そして、当然のようにアウトだったのだが。
「良く今まで捕まらなかったな」
あまりにもバカっぽい。
「あぁん? ガキが、舐めてんのか?」
「まあまあ、落ち着け。良い事を教えてやろう。このくらいじゃ死罪にはならん。つまり、衛兵に報せるなら覚悟しろってことだ。分かったか?」
「覚悟しろよ」
「「ぎゃはははは」」
この手の奴らにありがちな、嫌らしいしつこさの持ち主のようだ。
「ああ、分かった」
ウザくて面倒臭い奴らだということが。
「ヒカリ、やっちゃって」
「お望みのままに」
おかしなテンションのヒカリからおかしな返事が返ってきた瞬間。
「「ぐぺ!」」
「「がぺ!」」
よく喋るチンピラ三人が吹き飛び、その次の瞬間にはバカ笑いするチンピラ三人が吹き飛んだ。
「ふう、満足した」
テンプレイベントを処理したヒカリは満足そうだ。
それはともかく。
「次は無いよ」
「ヒィッ……」
倒れて呻いているリーダー格っぽい髭面の顔の横に拳を振り下ろし、30センチほどのクレーターを作ってから忠告すると、快く理解してくれたようだ。勢い良く何度も頷いてくれた。
ーーーーーー
「気持ち悪いのに絡まれたのに、ヒカリはずいぶん機嫌が良いですね」
バカなチンピラどもを問題なく衛兵に引き渡して宿へ帰る道すがら、鼻歌まじりに先を行くヒカリを見てフェリが聞いてくる。

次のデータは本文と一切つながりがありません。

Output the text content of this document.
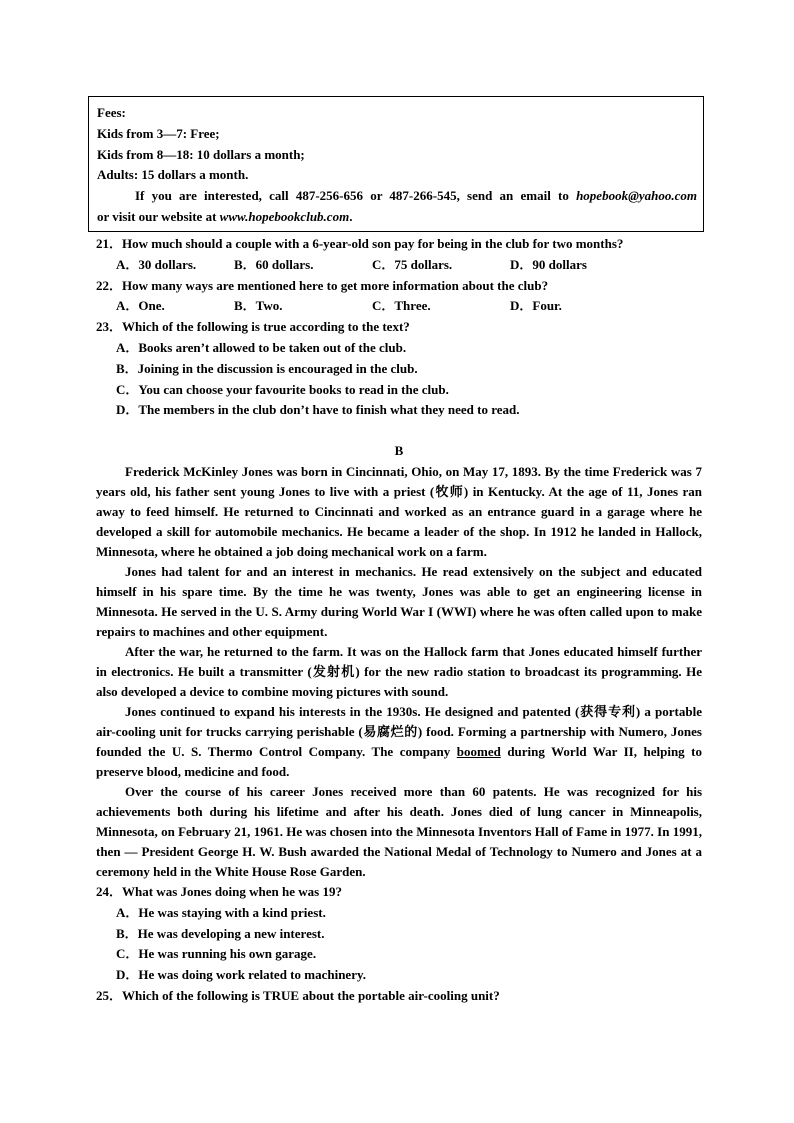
Fees:
Kids from 3—7: Free;
Kids from 8—18: 10 dollars a month;
Adults: 15 dollars a month.
If you are interested, call 487-256-656 or 487-266-545, send an email to hopebook@yahoo.com
or visit our website at www.hopebookclub.com.
21．How much should a couple with a 6-year-old son pay for being in the club for two months?
A．30 dollars.	B．60 dollars.	C．75 dollars.	D．90 dollars
22．How many ways are mentioned here to get more information about the club?
A．One.	B．Two.	C．Three.	D．Four.
23．Which of the following is true according to the text?
A．Books aren’t allowed to be taken out of the club.
B．Joining in the discussion is encouraged in the club.
C．You can choose your favourite books to read in the club.
D．The members in the club don’t have to finish what they need to read.
B

Frederick McKinley Jones was born in Cincinnati, Ohio, on May 17, 1893. By the time Frederick was 7 years old, his father sent young Jones to live with a priest (牧师) in Kentucky. At the age of 11, Jones ran away to feed himself. He returned to Cincinnati and worked as an entrance guard in a garage where he developed a skill for automobile mechanics. He became a leader of the shop. In 1912 he landed in Hallock, Minnesota, where he obtained a job doing mechanical work on a farm.

Jones had talent for and an interest in mechanics. He read extensively on the subject and educated himself in his spare time. By the time he was twenty, Jones was able to get an engineering license in Minnesota. He served in the U. S. Army during World War I (WWI) where he was often called upon to make repairs to machines and other equipment.

After the war, he returned to the farm. It was on the Hallock farm that Jones educated himself further in electronics. He built a transmitter (发射机) for the new radio station to broadcast its programming. He also developed a device to combine moving pictures with sound.

Jones continued to expand his interests in the 1930s. He designed and patented (获得专利) a portable air-cooling unit for trucks carrying perishable (易腐烂的) food. Forming a partnership with Numero, Jones founded the U. S. Thermo Control Company. The company boomed during World War II, helping to preserve blood, medicine and food.

Over the course of his career Jones received more than 60 patents. He was recognized for his achievements both during his lifetime and after his death. Jones died of lung cancer in Minneapolis, Minnesota, on February 21, 1961. He was chosen into the Minnesota Inventors Hall of Fame in 1977. In 1991, then — President George H. W. Bush awarded the National Medal of Technology to Numero and Jones at a ceremony held in the White House Rose Garden.

24．What was Jones doing when he was 19?
A．He was staying with a kind priest.
B．He was developing a new interest.
C．He was running his own garage.
D．He was doing work related to machinery.
25．Which of the following is TRUE about the portable air-cooling unit?
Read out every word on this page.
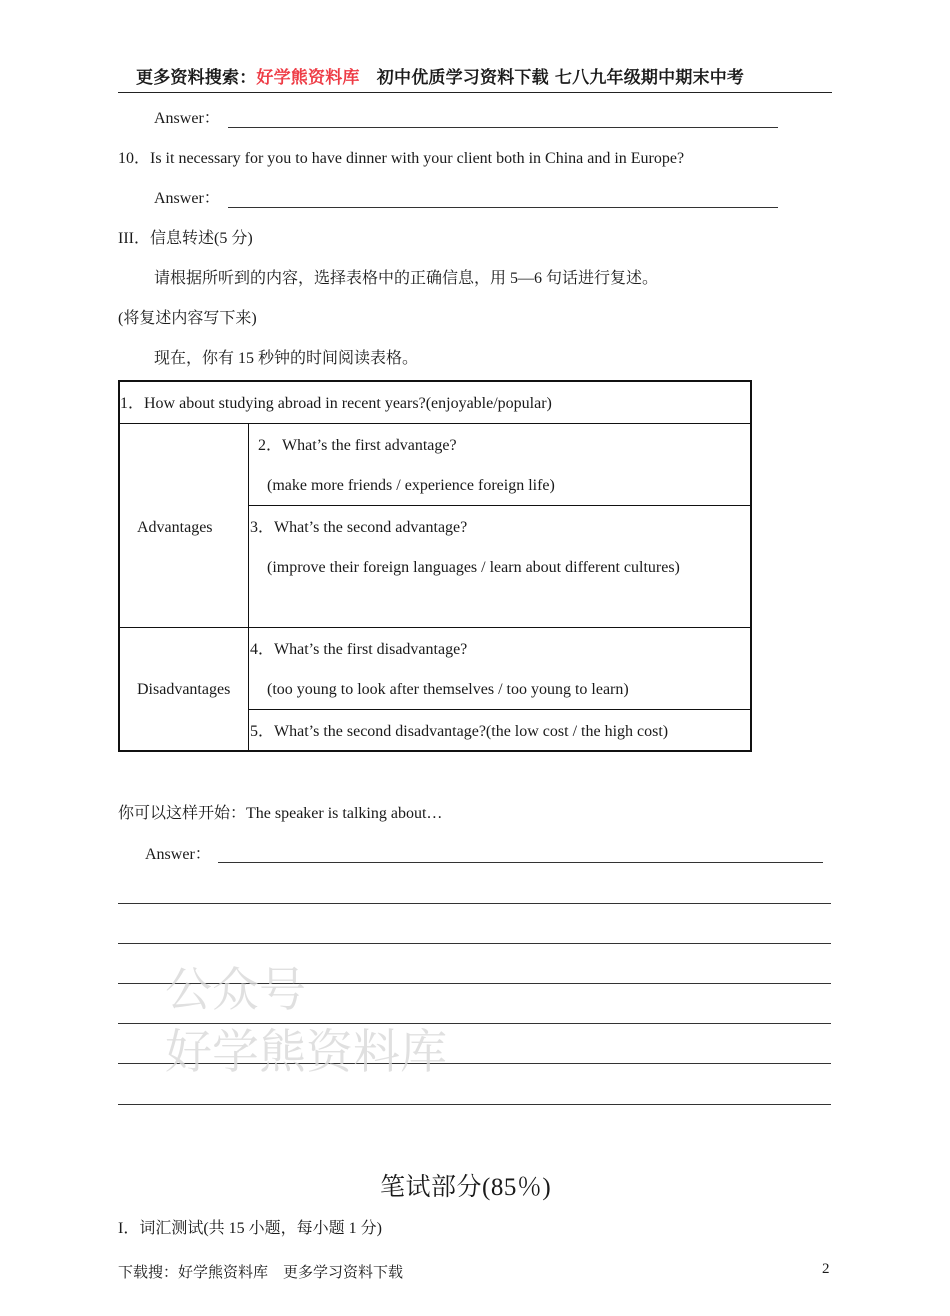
更多资料搜索：好学熊资料库　初中优质学习资料下载 七八九年级期中期末中考
Answer：
10．Is it necessary for you to have dinner with your client both in China and in Europe?
Answer：
III．信息转述(5 分)
请根据所听到的内容，选择表格中的正确信息，用 5—6 句话进行复述。
(将复述内容写下来)
现在，你有 15 秒钟的时间阅读表格。
1．How about studying abroad in recent years?(enjoyable/popular)
Advantages
2．What’s the first advantage?
(make more friends / experience foreign life)
3．What’s the second advantage?
(improve their foreign languages / learn about different cultures)
Disadvantages
4．What’s the first disadvantage?
(too young to look after themselves / too young to learn)
5．What’s the second disadvantage?(the low cost / the high cost)
你可以这样开始：The speaker is talking about…
Answer：
公众号
好学熊资料库
笔试部分(85％)
I．词汇测试(共 15 小题，每小题 1 分)
下载搜：好学熊资料库　更多学习资料下载	2
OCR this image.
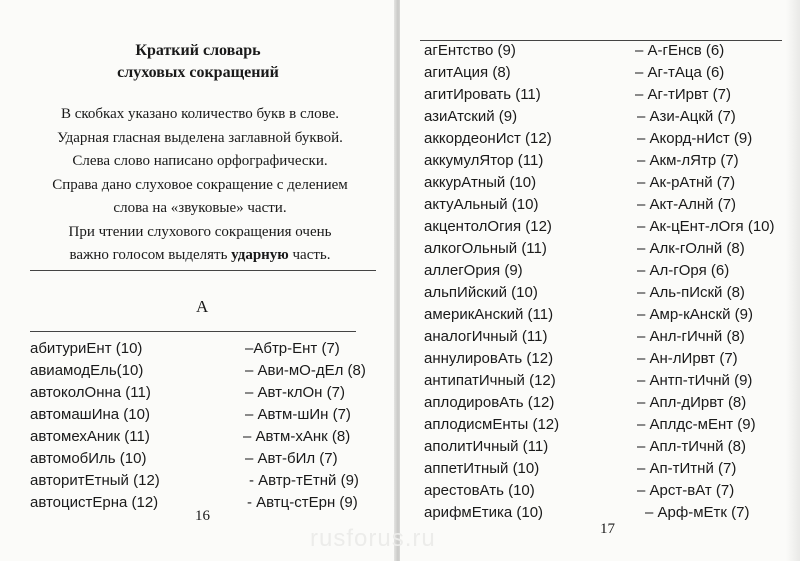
Краткий словарь
слуховых сокращений
В скобках указано количество букв в слове.
Ударная гласная выделена заглавной буквой.
Слева слово написано орфографически.
Справа дано слуховое сокращение с делением
слова на «звуковые» части.
При чтении слухового сокращения очень
важно голосом выделять ударную часть.
А
абитуриЕнт (10)	–Абтр-Ент (7)
авиамодЕль(10)	– Ави-мО-дЕл (8)
автоколОнна (11)	– Авт-клОн (7)
автомашИна (10)	– Автм-шИн (7)
автомехАник (11)	– Автм-хАнк (8)
автомобИль (10)	– Авт-бИл (7)
авторитЕтный (12)	- Автр-тЕтнй (9)
автоцистЕрна (12)	- Автц-стЕрн (9)
16
агЕнтство (9)	– А-гЕнсв (6)
агитАция (8)	– Аг-тАца (6)
агитИровать (11)	– Аг-тИрвт (7)
азиАтский (9)	– Ази-Ацкй (7)
аккордеонИст (12)	– Акорд-нИст (9)
аккумулЯтор (11)	– Акм-лЯтр (7)
аккурАтный (10)	– Ак-рАтнй (7)
актуАльный (10)	– Акт-Алнй (7)
акцентолОгия (12)	– Ак-цЕнт-лОгя (10)
алкогОльный (11)	– Алк-гОлнй (8)
аллегОрия (9)	– Ал-гОря (6)
альпИйский (10)	– Аль-пИскй (8)
америкАнский (11)	– Амр-кАнскй (9)
аналогИчный (11)	– Анл-гИчнй (8)
аннулировАть (12)	– Ан-лИрвт (7)
антипатИчный (12)	– Антп-тИчнй (9)
аплодировАть (12)	– Апл-дИрвт (8)
аплодисмЕнты (12)	– Аплдс-мЕнт (9)
аполитИчный (11)	– Апл-тИчнй (8)
аппетИтный (10)	– Ап-тИтнй (7)
арестовАть (10)	– Арст-вАт (7)
арифмЕтика (10)	– Арф-мЕтк (7)
17
rusforus.ru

「オレたちの故郷には沢山の物語があったんだけど、その多くに今回と似たような出来事が描かれていてね」
「なるほど、物語でよくある出来事をテンプレイベントというのですね」
「そうそう」
「今度、その物語を聞かせて下さいね」
「え? う〜ん……」
フェリの無茶振りに詰まっていると。
「あ! フェリだけズルい。私も興味あります」
「もちろん、私も興味がありますよ」
カーラとアリスも乗ってきて、リリィも興味があるのだろう、ニコニコ顔でうんうんと頷いている。
(さて、どうしたものかな)
知識の指輪を利用すれば、漫画やラノベの再現も難しくはないだろう。しかし、ヒカリのように どハマりされると、オレが大変な気がする。
(……まぁ、なるようになるか)
異世界というものの存在を理解出来るようになるかもしれない。
「分かった。長い話だからオレが語るのは難しいけど、なんとかしてみるよ」
「「よろしくお願いします♪」」
創るのは、異世界出版マシンといったところだろう。